Molière cité par Arthur Janov
Très jeunes, nous trouvons l’émotion comme stratégie d’évitement de sensations terrorisantes. Le problème survient quand nous grandissons. Car l’émotion évacue si bien nos sensations primaires qu’elle nous empêche de faire l’expérience que ces sensations sont devenues inoffensives. Et nous les évitons si bien que notre corps n’a plus l’occasion d’expérimenter que cette émotion/stratégie n’est plus utile. Il ne l’évacue donc pas. Il la garde en la perpétuant et en l’agravant.
C’est pourquoi, souvent, nos inconforts nous paraissent incompréhensibles et nous gênent. Ils ont été élaborées à une époque où nous n’avions pas encore de cerveau rationnel.
La pensée : un processus de trafic de la réalité
ou « sa manie de nier ce qui est et d’expliquer ce qui n’est pas. »
Edgar Allan Poe
Quelques mois plus tard, au fil de son développement physique qui préside à son développement psychique, le bébé trouve la pensée, comme il a trouvé l’émotion : par hasard. Et, comme pour l’homme dans le jardin d’Éden, tout se passe alors comme s’il prenait acte de la réalité telle qu’elle se présente à lui, au point de développement où il est, c’est-à-dire déjà voilée.
Car ses émotions sont devenues des stratégies systématisées. Elles se sont automatisées. Leur fonction d’évitement et de camouflage des sensations corporelles primaires considérées dangereuses n’est plus d’actualité : ayant grandi et s’étant fortifié, le bébé ne risque plus de mourir quand il a faim ou soif, ou que ça coince dans son ventre. Il sent maintenant que ces émotions elles-mêmes sont désagréables. Cela se répète. Sa mémoire se fortifie de cette répétition.
Les neurosciences montrent notamment grâce aux Images à Résonance Magnétique (IRM), comment le processus de développement du cerveau transforme la nature de l’homme : innocent tant que son cerveau n’est que reptilien, doué d’émotions quand se développe son système limbique aussi appelé cerveau mammalien, puis riche de sentiments, de pensées, de valeurs, et enfin de sagesse avec le développement de son néocortex, spécifiquement humain.
Pour les grandes traditions philosophiques et spirituelles, l’homme est créé bon, libre et créateur. Les grands mythes se font l’écho du processus de développement de notre cerveau.
Avec le développement de notre néocortex, cerveau de l’analyse, s’installent en nous des croyances déconnectées de la réalité, qui nous emprisonnent et nous empoisonnent…
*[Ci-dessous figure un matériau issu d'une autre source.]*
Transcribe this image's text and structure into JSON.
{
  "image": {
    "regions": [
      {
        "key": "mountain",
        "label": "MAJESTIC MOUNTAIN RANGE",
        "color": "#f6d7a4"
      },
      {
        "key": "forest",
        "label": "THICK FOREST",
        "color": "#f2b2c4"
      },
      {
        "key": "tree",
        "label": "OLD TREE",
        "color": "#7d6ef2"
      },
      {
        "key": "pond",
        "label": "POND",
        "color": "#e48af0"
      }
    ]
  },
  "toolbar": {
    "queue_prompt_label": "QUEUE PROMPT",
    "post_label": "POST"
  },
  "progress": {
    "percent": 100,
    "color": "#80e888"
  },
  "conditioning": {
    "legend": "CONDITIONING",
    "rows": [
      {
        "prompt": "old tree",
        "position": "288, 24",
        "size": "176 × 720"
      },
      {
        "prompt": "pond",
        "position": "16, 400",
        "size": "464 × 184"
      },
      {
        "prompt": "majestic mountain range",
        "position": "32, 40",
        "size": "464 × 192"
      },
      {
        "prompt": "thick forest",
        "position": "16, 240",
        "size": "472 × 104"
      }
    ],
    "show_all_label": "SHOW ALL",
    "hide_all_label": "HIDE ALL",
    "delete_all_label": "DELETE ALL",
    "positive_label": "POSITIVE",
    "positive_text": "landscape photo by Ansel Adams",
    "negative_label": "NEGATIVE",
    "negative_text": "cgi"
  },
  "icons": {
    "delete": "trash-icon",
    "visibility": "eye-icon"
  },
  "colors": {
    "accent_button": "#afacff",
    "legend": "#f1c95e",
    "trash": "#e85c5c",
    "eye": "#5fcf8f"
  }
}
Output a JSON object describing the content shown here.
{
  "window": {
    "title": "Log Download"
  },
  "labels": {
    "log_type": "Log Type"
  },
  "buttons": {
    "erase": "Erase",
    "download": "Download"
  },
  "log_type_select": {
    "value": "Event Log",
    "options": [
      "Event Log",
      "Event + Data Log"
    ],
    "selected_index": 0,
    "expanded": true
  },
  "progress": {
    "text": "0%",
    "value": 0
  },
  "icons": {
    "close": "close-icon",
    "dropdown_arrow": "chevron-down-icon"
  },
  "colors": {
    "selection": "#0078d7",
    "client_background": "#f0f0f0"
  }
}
Questionnement : unité/éclatement, le paradoxe de notre développement
Ainsi, dès le début de notre vie, nous interprétons notre stricte expérience. Nous l’érigeons en croyance pour nous soulager à la fois de nos sensations et de la peur qu’elles génèrent : « mes problèmes émotionnels, auxquels sont liés mes problèmes comportementaux et certains de mes problèmes physiologiques et physiques, sont liés à mon histoire depuis que je suis à l’air libre ».
Voilà la réalité renversée par la croyance clivante, comme en un tour de passe-passe : le corps par qui nous sommes informés de la réalité et sans qui aucune pensée n’est physiquement possible, se trouve relégué au rang de perturbateur incapable. Et la pensée se trouve promue au rang de grand organisateur et maître. Pourtant, la pensée est figée entre un passé qui n’existe plus et un futur incertain. Elle n’est que construction, dénuée de l’expérience de la réalité sauf quand elle reste incarnée, c’est-à-dire en permanence mise à jour dans le présent.
Le mythe : un chemin vers la vérité du corps à libérer
Pour mettre à distance ses inconforts, chacun cherche à leur donner du sens en les expliquant, à l’aide de ses souvenirs. Chacun crée, de la sorte, le mythe personnel de son histoire. Les développements pouvant être faits à ce sujet sont évidemment énormes.